While I know that you can convert single digits that are characters to integers by doing, for example:
int main()
{
char var = '5';
int num_var = var - 48;
}
I know you can't do the same thing for a character with a value which is say, '148'. Is there an easy way to convert this character value to an integer value of 148?
CodePudding user response:
You can use atoi(buffer) function, which returns the integer from the string buffer.
You need to include <stdlib.h>
Here is the prototype of the function :
int atoi (const char * str);
CodePudding user response:
You can't store more than one character in a char. Use a char array instead, like char var[] = "3232". Then use the atoi function to convert to integer. int val = atoi(var). Make sure to include the header <stdlib.h>.
CodePudding user response:
I know you can't do the same thing for a character with a value which is say, '148'. Is there an easy way to convert this character value to an integer value of 148?
Actually, the type of a (narrow) multicharacter literal is already int, so no conversion is needed to change the type (by converting the value to char, you may lose the precise value though since char cannot typically represent all values that int can). But the value of '148' is not necessarily (nor typically) 148, and there's no standard way to convert the value because the value of '148' is implementation defined.

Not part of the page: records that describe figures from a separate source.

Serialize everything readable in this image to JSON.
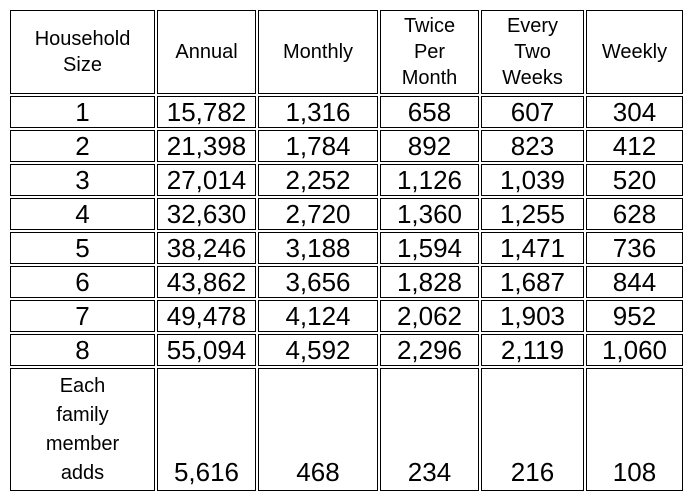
{
  "table": {
    "columns": [
      "Household\nSize",
      "Annual",
      "Monthly",
      "Twice\nPer\nMonth",
      "Every\nTwo\nWeeks",
      "Weekly"
    ],
    "rows": [
      [
        "1",
        "15,782",
        "1,316",
        "658",
        "607",
        "304"
      ],
      [
        "2",
        "21,398",
        "1,784",
        "892",
        "823",
        "412"
      ],
      [
        "3",
        "27,014",
        "2,252",
        "1,126",
        "1,039",
        "520"
      ],
      [
        "4",
        "32,630",
        "2,720",
        "1,360",
        "1,255",
        "628"
      ],
      [
        "5",
        "38,246",
        "3,188",
        "1,594",
        "1,471",
        "736"
      ],
      [
        "6",
        "43,862",
        "3,656",
        "1,828",
        "1,687",
        "844"
      ],
      [
        "7",
        "49,478",
        "4,124",
        "2,062",
        "1,903",
        "952"
      ],
      [
        "8",
        "55,094",
        "4,592",
        "2,296",
        "2,119",
        "1,060"
      ]
    ],
    "footer": [
      "Each\nfamily\nmember\nadds",
      "5,616",
      "468",
      "234",
      "216",
      "108"
    ],
    "colors": {
      "border": "#000000",
      "text": "#000000",
      "background": "#ffffff"
    }
  }
}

It's of course possible to write a mapping using math for a particular language implementation if you know the mapping based on the documentation of that implementation, but such mapping isn't portable to other language implementations. Furthermore, multi-character literals are only conditionally supported, so a language implementation might not have them at all.

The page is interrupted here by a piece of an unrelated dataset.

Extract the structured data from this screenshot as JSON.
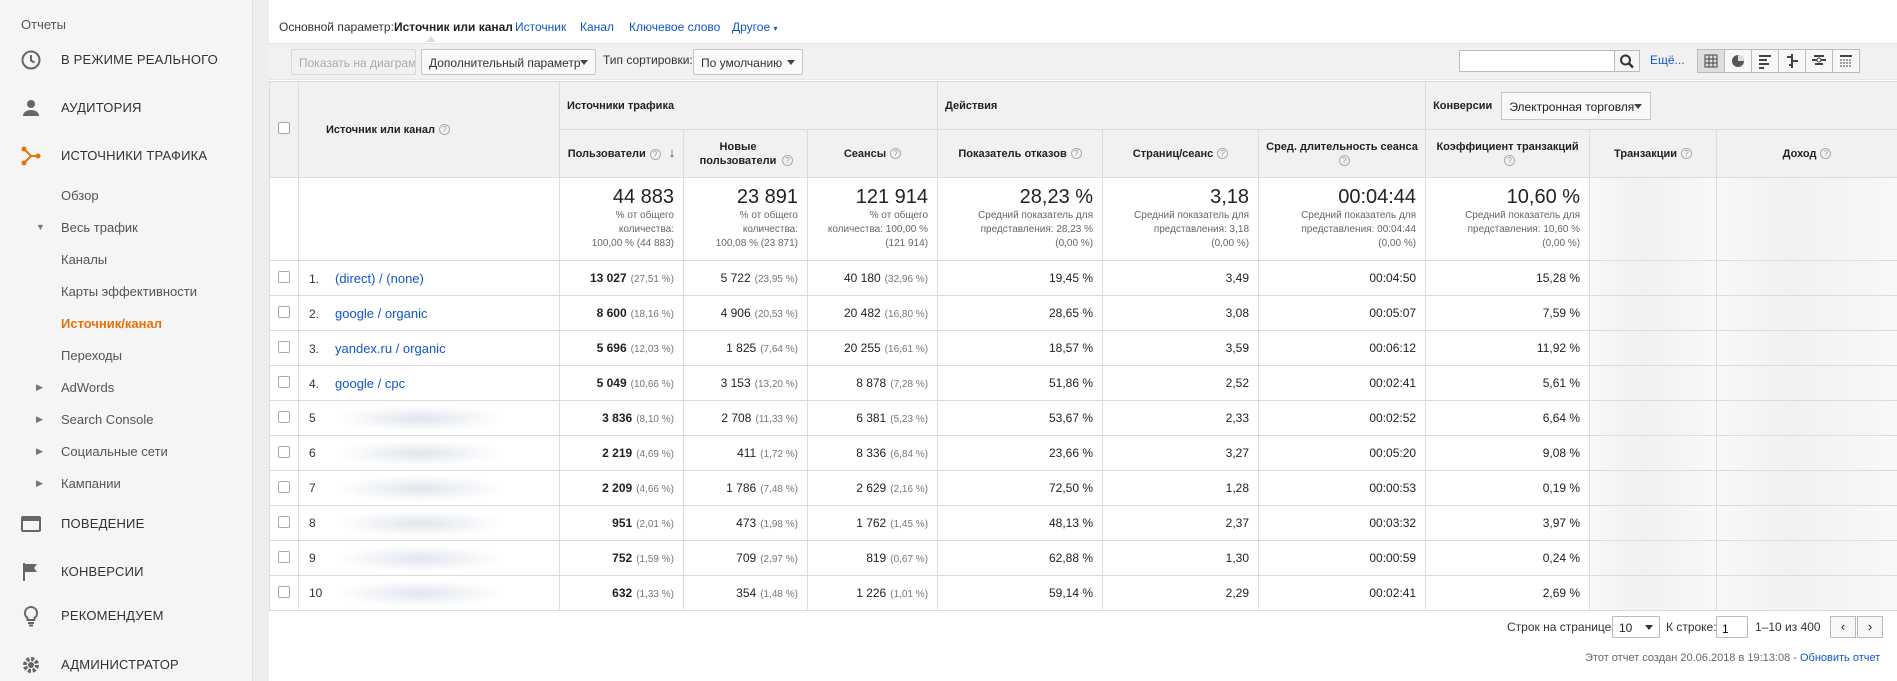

In conclusion: If you think that you need such conversion, then multicharacter literal is not the correct tool for the job.

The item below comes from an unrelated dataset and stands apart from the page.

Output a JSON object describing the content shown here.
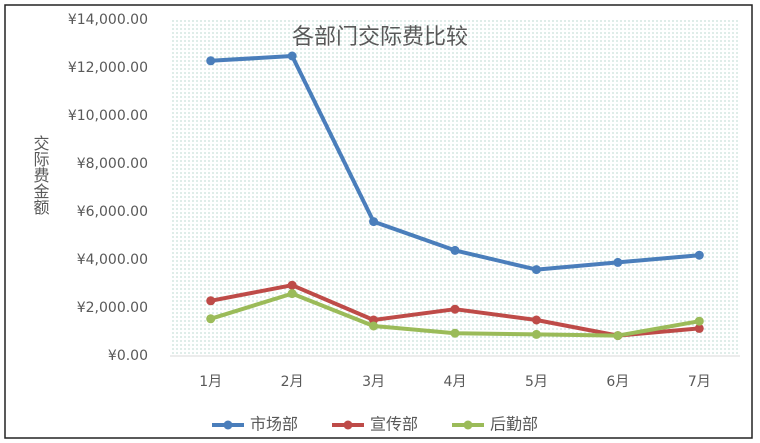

CodePudding user response:
Case 1
First you should not use magic number like 48 etc because they make the program less portable. You should instead subtract '0' as shown below:
char var = '5';
int num_var = var - '0'; ////the result of var - '0' is guaranteed to be the integer 5
Here both var and '0' will be promoted to int. And the final result that is used to initialize variable num_var on the left hand side will be the result of subtraction of those two promoted int values on the right hand side. Moreover, the result is guaranteed to be the integer 5 since from C Standard (2.3 Character sets):
- ...In both the source and execution basic character sets, the value of each character after 0 in the above list of decimal digits shall be one greater than the value of the previous.
Case 2
Suppose we have more than one characters, then one way would be to use std::string and std::istringstream as shown below:
std::string var = "148";
int num_var;
std::istringstream ss(var);
ss >> num_var; //now num_var is the integer 148